La littérature d'enfance et de jeunesse, en France, est une invention du XIXème siècle : longtemps nos chères têtes blondes, brunes et rousses n'avaient à se mettre sous la dent que les contes de Perrault, ou alors quelques rares adaptation de classiques tels que « Don Quichotte » ou « Robinson Crusoé ». C'est vers la moitié du XIXème siècle que deux éditeurs, Hachette et Hetzel, prenant conscience qu'un public potentiel se présentait, mirent au point des collections spécifiques pour ce nouveau lectorat, et invitèrent (sous forme de contrats exclusifs, bien entendu) des auteurs à s'engouffrer dans ce créneau : c'est ainsi que se firent connaître, Jules Verne, la Comtesse de Ségur, Hector Malot, Erckmann-Chatrian, et un certain P.J. Stahl, qui n'est autre que l'éditeur Hetzel lui-même (ce nom ne vous dit rien ? mais si, rappelez-vous, « Maroussia », « Les Patins d'argent » !)
De façon bizarre, mais somme toute logique, ces auteurs peu à peu connurent une notoriété qui dépassa le cadre de la littérature enfantine ou pré-adolescente : on les reconnut comme de véritables écrivains, témoins de la société de leur temps. Et ce n'est que justice.

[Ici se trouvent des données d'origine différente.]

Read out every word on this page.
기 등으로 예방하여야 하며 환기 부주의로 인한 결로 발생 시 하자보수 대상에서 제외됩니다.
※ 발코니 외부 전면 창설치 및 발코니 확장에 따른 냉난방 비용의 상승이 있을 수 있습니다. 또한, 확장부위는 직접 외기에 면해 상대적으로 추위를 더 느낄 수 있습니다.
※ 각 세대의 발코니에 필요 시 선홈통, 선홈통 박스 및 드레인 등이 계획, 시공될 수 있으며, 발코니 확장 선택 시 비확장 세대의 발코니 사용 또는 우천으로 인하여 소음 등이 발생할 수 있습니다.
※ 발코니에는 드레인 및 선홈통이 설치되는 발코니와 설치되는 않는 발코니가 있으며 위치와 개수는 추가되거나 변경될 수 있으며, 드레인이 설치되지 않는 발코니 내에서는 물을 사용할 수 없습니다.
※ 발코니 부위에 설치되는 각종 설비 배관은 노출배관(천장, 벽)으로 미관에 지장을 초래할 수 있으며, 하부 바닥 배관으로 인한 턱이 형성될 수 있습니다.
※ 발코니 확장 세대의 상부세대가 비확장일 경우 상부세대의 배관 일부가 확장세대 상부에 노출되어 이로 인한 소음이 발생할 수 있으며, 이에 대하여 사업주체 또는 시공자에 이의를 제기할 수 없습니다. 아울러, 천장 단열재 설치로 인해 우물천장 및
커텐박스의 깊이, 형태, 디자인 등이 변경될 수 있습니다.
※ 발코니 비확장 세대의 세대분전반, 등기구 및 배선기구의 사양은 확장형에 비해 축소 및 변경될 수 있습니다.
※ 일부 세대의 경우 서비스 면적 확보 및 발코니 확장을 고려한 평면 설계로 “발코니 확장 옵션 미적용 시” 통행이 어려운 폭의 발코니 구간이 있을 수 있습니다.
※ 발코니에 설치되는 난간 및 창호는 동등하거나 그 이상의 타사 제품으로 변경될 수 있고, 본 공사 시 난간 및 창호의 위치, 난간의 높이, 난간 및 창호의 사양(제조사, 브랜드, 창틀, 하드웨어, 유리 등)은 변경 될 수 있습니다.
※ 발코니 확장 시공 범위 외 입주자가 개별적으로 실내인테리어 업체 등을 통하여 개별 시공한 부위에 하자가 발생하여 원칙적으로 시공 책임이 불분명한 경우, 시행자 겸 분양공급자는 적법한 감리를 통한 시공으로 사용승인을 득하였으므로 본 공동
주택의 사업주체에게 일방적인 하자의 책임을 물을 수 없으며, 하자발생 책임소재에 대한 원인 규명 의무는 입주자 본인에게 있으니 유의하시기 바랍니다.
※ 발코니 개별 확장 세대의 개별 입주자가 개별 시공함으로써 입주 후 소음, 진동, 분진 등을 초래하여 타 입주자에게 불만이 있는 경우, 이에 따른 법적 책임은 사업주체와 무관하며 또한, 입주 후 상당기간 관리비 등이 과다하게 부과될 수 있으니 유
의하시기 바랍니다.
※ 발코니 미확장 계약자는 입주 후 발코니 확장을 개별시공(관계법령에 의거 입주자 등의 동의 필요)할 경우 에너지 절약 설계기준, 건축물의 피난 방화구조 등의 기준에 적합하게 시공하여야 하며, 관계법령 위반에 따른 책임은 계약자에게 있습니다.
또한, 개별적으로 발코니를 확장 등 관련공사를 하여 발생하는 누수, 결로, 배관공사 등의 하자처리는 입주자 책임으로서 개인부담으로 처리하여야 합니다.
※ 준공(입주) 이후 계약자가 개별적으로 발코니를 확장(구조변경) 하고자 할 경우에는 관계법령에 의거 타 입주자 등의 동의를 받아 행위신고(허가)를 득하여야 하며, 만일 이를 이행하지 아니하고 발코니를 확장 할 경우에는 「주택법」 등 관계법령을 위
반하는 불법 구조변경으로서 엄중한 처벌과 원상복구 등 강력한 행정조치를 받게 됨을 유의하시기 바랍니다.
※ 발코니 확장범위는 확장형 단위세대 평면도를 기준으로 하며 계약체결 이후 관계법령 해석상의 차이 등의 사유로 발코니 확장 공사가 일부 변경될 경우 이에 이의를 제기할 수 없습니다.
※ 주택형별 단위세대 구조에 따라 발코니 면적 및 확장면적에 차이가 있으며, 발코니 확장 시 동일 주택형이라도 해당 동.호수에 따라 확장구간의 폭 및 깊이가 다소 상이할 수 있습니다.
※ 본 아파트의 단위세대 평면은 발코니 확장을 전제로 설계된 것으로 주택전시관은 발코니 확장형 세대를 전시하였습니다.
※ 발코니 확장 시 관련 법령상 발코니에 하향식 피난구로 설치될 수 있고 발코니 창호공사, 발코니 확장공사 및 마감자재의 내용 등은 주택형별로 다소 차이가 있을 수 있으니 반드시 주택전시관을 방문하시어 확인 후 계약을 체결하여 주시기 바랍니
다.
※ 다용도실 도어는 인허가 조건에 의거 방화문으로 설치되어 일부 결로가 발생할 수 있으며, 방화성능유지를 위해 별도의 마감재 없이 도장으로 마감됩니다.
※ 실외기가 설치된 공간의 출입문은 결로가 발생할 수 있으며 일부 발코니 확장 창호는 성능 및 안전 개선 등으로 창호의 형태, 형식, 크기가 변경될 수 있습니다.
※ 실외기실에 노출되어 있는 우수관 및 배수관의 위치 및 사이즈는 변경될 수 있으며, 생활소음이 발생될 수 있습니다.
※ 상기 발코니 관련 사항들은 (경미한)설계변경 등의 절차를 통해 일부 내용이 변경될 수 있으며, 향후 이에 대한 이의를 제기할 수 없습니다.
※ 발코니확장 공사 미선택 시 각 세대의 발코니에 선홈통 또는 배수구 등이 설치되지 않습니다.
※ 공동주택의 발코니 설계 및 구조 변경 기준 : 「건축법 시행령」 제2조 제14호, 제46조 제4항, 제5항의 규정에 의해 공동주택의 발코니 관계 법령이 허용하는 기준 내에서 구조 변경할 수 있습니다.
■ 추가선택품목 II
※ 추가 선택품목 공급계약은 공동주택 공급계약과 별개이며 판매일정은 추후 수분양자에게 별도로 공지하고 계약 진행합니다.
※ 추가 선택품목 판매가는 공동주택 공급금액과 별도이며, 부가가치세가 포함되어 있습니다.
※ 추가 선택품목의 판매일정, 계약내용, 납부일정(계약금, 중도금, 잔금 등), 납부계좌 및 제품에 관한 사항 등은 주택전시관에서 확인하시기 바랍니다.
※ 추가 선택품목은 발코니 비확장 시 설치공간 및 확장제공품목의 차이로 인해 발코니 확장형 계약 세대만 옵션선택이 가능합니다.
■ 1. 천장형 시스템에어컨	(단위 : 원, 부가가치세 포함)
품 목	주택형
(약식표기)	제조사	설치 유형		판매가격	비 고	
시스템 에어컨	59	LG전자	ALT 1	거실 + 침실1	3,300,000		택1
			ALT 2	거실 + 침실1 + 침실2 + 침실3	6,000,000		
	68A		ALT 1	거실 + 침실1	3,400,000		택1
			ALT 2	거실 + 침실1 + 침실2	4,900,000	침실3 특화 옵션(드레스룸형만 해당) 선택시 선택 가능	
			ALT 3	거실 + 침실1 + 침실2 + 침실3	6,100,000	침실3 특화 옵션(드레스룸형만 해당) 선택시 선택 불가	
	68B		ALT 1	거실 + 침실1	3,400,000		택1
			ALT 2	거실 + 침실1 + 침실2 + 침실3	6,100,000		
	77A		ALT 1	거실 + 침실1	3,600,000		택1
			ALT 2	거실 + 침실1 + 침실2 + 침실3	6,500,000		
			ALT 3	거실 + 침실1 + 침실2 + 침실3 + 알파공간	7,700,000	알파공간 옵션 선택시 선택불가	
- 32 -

Inexplicablement, ce ne fut pas le cas avec la Comtesse de Ségur. A part l'incontournable intégrale parue en trois volumes chez « Bouquins » (1990), les oeuvres de la Comtesse n'existent qu'en édition jeunesse. Est-ce à dire qu'une lecture différente de ces livres n'est pas possible ? Les « Contes » de Perrault, de Grimm et d'Andersen ont tous fait l'objet d'études « savantes » et « adultes » …
Il faut bien admettre qu'il y a un préjugé tenace contre Sophie Rostopchine, Comtesse de Ségur (1794-1874) : pour plusieurs générations, ce nom est synonyme de bonbon rose, (comme la Bibliothèque de la même couleur), cucul la praline, béni oui oui, catholicisme militant, la bien-pensance dans toute sa splendeur ! Il est bien évident que la morale en vigueur sous le Second Empire (celle pour l'éduction des enfants, s'entend), vue avec notre regard d'aujourd'hui, est pour le moins ringarde. Mais comment ne pas y voir un document pour l'histoire sociologique de cette époque ?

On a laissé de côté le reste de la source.